La operación central de una CNN es la convolución: un pequeño filtro (digamos de 3×3 píxeles) se desliza sobre la imagen, calculando un producto punto en cada posición para detectar un patrón específico. Las primeras capas aprenden patrones simples (bordes, gradientes de color). Las capas más profundas combinan estos en características cada vez más complejas (ojos, ruedas, caras). Las capas de pooling reducen la resolución entre capas de convolución, disminuyendo las dimensiones espaciales mientras preservan las características importantes.

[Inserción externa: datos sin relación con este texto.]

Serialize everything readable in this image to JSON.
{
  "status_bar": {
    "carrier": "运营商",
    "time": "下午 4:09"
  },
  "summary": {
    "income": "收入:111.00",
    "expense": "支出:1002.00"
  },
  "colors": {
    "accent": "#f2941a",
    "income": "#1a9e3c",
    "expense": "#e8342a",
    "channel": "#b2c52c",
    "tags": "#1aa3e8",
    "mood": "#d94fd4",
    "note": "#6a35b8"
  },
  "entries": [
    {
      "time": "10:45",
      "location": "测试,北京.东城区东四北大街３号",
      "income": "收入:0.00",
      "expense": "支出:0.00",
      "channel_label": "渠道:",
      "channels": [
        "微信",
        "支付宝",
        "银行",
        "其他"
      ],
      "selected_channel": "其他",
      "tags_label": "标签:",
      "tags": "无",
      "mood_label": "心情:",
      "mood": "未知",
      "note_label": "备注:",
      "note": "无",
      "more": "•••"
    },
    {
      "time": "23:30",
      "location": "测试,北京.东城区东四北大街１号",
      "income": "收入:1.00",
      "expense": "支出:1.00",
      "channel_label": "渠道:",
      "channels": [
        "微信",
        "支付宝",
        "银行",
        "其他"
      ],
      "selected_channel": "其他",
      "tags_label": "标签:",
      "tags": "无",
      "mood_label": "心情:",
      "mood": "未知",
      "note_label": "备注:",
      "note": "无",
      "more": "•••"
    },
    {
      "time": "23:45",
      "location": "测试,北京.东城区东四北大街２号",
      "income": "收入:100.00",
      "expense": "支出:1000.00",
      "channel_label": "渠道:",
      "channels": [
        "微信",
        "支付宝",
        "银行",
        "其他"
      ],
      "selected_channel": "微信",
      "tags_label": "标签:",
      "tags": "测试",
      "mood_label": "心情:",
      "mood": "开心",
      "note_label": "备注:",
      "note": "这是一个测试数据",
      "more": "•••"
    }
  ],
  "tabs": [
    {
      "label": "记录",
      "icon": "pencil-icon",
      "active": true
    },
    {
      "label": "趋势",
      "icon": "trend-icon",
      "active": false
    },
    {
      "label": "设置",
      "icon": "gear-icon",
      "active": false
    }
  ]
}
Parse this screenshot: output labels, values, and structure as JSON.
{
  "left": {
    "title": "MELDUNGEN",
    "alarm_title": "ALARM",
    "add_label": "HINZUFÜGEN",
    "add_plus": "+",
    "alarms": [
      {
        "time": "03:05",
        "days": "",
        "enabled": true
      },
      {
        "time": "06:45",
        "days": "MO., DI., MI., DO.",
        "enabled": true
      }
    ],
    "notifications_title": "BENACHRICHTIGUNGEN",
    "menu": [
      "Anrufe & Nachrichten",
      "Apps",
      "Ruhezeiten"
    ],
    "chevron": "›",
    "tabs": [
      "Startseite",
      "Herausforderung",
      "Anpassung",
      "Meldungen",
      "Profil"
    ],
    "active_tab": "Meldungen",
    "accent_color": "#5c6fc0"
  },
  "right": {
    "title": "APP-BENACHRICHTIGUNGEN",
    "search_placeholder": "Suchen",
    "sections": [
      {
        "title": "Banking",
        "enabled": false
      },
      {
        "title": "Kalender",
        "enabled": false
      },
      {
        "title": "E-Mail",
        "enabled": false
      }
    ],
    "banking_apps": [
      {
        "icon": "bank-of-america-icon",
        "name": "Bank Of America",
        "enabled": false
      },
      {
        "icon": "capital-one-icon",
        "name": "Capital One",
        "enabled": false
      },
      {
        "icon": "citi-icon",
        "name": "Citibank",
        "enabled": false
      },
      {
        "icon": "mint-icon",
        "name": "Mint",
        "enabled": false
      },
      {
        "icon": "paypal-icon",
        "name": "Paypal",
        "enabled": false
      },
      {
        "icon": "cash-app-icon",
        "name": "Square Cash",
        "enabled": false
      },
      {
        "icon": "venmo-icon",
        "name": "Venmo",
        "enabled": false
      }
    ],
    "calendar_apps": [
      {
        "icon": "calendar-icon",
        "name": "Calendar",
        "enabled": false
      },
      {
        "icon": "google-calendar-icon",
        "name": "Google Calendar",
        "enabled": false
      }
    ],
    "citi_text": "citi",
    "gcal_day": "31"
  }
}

Dos propiedades clave hacen a las CNNs eficientes: equivarianza a la traslación (un gato es un gato sin importar dónde aparezca en la imagen — el mismo filtro lo detecta en todas partes) y localidad (los píxeles cercanos están más relacionados que los distantes). Estas propiedades reducen drásticamente el número de parámetros comparado con redes completamente conectadas, haciendo a las CNNs viables para imágenes de alta resolución.
Las CNNs no se limitan a imágenes. Las convoluciones 1D procesan secuencias (formas de onda de audio, series temporales). WaveNet (para síntesis de voz) y algunos modelos de clasificación de texto usan CNNs 1D. En audio, los espectrogramas se tratan como imágenes 2D y se procesan con CNNs 2D estándar. Incluso en la era de los Transformers, algunas arquitecturas híbridas usan capas convolucionales para extracción de características locales antes de alimentar las capas de atención.